Given : $h\left(x\right)=\sec \left\{\frac{{\tan }^{-1}\left(\cos \right({\sin }^{-1}x\left)\right)+{\cot }^{-1}\left(\sin \right({\cos }^{-1}x\left)\right)}{3}\right\},-1\le x\le 1$
$=\sec \left\{\frac{{\tan }^{-1}\left(\cos \right({\cos }^{-1}\sqrt{1-x^2}\left)\right)+{\cot }^{-1}\left(\sin \right({\sin }^{-1}\sqrt{1-x^2}\left)\right)}{3}\right\}$
$h\left(x\right)=\sec \left\{\frac{{\tan }^{-1}\sqrt{1-x^2}+{\cot }^{-1}\sqrt{1-x^2}}{3}\right\}$
$=\sec \frac{\pi }{6}(\because {\tan }^{-1}y+{\cot }^{-1}y=\frac{\pi }{2})$
$\Rightarrow h\left(x\right)=\frac{2}{\sqrt{3}}$ (constant function)

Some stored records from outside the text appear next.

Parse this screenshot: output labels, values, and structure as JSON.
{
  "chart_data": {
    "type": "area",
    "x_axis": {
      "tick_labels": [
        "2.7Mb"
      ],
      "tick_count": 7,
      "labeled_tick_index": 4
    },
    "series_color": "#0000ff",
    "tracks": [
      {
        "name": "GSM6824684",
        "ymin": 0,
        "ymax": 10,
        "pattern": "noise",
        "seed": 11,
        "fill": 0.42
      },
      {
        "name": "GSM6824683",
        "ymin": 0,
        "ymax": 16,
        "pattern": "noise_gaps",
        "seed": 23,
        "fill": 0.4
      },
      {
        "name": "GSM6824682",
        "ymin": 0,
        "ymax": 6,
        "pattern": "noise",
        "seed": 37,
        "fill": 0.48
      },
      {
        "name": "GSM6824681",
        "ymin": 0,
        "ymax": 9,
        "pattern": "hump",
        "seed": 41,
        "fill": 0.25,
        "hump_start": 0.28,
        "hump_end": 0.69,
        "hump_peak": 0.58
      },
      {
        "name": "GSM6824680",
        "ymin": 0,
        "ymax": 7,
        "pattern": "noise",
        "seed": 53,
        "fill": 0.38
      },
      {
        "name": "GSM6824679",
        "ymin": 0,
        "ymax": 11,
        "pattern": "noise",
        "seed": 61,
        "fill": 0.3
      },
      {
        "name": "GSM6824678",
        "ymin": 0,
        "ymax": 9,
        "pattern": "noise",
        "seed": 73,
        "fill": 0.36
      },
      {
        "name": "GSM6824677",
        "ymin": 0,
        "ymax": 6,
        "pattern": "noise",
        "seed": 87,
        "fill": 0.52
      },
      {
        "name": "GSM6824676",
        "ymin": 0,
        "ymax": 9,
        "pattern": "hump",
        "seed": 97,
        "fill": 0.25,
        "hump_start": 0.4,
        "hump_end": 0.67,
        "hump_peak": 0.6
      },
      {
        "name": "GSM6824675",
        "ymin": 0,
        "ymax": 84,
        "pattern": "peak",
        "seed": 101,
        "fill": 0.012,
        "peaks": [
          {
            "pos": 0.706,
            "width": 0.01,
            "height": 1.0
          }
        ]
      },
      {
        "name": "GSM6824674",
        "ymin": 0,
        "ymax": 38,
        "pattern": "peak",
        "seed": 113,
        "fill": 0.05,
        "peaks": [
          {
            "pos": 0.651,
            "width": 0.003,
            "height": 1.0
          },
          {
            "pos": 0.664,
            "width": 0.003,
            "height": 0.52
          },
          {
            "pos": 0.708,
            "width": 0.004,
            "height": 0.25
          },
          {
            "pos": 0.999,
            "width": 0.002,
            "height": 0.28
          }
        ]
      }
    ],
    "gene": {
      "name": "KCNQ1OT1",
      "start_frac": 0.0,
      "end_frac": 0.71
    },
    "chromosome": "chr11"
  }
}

$\Rightarrow \sum _{r=1}^{10}h\left(\frac{1}{r}\right)=\frac{2}{\sqrt{3}}\times 10=\frac{20}{\sqrt{3}}$
$\Rightarrow \sum _{r=10}^{14}h\left(\frac{1}{r}\right)=\frac{2}{\sqrt{3}}\times 5=\frac{10}{\sqrt{3}}$
$\Rightarrow \sum _{r=11}^{20}h\left(\frac{1}{r}\right)=\frac{2}{\sqrt{3}}\times 10=\frac{20}{\sqrt{3}}$